Got a question? Get your answer

What is a partner-first go-to-market strategy in B2B sales?

A partner-first go-to-market strategy prioritizes partnerships, such as resellers, integrators, and agencies, as primary revenue drivers, allowing B2B companies to scale more efficiently across regions and verticals.

How did Efficy transition from direct sales to a partner-led growth model?

Efficy began its transition by identifying high-impact partnership opportunities, streamlining onboarding, and aligning internal teams. Within weeks, the company saw deal registrations, revenue pipeline, and partner engagement rise significantly.

What are the best practices for onboarding B2B partners quickly?

Efficy’s onboarding approach focuses on speed to value, co-selling support, and personal engagement.

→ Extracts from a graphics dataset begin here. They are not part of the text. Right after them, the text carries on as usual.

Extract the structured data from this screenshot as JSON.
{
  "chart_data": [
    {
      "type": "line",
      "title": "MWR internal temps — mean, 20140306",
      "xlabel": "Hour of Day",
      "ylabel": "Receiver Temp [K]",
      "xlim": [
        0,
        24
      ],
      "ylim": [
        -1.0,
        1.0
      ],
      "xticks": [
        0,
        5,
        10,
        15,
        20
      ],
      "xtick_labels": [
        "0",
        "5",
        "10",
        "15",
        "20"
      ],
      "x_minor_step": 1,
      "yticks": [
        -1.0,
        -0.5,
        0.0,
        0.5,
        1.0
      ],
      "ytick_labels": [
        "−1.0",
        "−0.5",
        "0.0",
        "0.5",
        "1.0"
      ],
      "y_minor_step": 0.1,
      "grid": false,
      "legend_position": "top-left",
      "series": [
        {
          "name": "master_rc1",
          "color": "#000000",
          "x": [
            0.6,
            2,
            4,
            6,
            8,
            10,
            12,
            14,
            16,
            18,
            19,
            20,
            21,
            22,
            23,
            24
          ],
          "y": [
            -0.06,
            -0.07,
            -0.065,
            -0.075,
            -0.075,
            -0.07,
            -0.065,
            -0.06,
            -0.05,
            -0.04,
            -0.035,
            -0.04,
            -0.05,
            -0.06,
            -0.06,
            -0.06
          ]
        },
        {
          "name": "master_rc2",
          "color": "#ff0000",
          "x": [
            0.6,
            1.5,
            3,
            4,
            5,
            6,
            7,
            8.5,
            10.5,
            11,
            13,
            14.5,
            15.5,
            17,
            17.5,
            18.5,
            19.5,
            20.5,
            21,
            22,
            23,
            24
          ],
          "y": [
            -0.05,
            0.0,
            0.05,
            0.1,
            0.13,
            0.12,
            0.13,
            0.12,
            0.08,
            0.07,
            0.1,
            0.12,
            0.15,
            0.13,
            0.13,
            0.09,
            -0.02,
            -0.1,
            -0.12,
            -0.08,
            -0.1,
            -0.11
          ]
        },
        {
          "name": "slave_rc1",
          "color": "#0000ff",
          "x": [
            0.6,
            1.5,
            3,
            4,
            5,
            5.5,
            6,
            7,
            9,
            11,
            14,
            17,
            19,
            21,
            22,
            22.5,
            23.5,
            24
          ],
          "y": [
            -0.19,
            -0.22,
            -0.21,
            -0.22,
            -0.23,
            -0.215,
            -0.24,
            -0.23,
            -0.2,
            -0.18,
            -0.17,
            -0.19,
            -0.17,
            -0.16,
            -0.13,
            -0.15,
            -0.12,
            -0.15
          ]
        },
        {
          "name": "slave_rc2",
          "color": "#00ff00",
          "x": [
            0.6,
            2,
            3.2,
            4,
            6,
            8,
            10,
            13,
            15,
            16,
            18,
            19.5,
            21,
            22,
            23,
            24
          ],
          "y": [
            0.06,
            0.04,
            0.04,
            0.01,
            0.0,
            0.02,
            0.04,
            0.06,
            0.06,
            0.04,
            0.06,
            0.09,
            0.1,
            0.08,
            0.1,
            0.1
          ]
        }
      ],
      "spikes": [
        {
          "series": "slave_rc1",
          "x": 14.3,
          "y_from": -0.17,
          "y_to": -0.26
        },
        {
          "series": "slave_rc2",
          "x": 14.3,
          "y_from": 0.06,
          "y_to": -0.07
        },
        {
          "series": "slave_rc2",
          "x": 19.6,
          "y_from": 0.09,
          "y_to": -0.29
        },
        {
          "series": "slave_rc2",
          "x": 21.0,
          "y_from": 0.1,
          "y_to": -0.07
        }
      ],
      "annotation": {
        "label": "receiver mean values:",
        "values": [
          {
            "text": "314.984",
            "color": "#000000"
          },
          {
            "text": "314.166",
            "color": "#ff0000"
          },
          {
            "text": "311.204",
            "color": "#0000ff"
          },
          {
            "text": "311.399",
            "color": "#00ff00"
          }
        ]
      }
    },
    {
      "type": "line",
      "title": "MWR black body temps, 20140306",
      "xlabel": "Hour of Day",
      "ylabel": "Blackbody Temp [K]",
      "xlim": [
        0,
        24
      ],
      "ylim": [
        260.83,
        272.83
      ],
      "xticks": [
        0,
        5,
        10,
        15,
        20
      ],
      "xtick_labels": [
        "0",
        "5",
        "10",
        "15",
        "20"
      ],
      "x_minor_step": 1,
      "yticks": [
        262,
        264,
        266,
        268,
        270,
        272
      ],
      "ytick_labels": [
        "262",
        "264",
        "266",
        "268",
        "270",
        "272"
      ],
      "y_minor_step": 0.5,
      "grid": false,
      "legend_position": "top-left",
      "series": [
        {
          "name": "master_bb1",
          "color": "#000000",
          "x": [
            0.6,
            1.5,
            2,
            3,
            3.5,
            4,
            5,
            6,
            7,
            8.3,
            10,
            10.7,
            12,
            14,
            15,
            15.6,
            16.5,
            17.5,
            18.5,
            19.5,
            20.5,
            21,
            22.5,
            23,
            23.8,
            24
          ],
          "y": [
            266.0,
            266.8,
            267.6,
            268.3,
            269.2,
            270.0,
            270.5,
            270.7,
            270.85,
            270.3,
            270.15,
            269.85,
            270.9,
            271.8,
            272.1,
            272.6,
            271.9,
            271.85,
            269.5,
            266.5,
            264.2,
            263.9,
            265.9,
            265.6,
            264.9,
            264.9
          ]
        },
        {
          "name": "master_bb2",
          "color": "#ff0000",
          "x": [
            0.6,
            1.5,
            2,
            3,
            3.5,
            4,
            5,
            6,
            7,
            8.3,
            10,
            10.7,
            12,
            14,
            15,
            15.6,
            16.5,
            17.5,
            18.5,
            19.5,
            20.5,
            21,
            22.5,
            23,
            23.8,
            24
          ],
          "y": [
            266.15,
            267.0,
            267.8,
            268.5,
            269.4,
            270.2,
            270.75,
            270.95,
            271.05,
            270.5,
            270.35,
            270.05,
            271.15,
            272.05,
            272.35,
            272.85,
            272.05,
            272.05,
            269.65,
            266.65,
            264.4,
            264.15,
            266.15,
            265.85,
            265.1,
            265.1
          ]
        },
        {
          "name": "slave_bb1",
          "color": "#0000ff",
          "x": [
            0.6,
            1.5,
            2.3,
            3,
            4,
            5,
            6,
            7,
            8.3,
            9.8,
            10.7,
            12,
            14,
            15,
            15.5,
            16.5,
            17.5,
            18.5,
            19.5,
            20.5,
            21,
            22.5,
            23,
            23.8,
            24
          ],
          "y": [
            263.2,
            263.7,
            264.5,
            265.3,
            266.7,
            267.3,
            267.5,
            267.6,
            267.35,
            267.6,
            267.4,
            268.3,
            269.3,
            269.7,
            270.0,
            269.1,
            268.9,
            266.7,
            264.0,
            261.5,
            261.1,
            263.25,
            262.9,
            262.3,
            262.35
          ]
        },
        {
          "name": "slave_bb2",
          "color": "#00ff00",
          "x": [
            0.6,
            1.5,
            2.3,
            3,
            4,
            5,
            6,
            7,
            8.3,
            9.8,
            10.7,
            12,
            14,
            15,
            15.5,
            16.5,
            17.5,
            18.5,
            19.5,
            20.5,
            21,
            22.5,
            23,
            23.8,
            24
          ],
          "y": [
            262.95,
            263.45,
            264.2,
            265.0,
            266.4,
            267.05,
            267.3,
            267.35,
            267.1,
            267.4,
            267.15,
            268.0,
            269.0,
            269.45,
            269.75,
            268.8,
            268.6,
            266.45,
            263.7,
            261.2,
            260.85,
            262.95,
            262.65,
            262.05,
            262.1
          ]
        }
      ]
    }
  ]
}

It helps new partners close their first deals within 30 days of joining.

How do you align partner programs with regional sales and marketing teams?

Efficy uses a hybrid structure where partner managers are embedded in regional teams but aligned with global strategy. This ensures both local responsiveness and centralized consistency in execution.

Why is data important in scaling a B2B partner ecosystem?

Tracking partner-sourced pipeline, deal velocity, and engagement metrics helps companies like Efficy make smarter investment decisions, reduce friction, and build scalable, high-performance partner programs.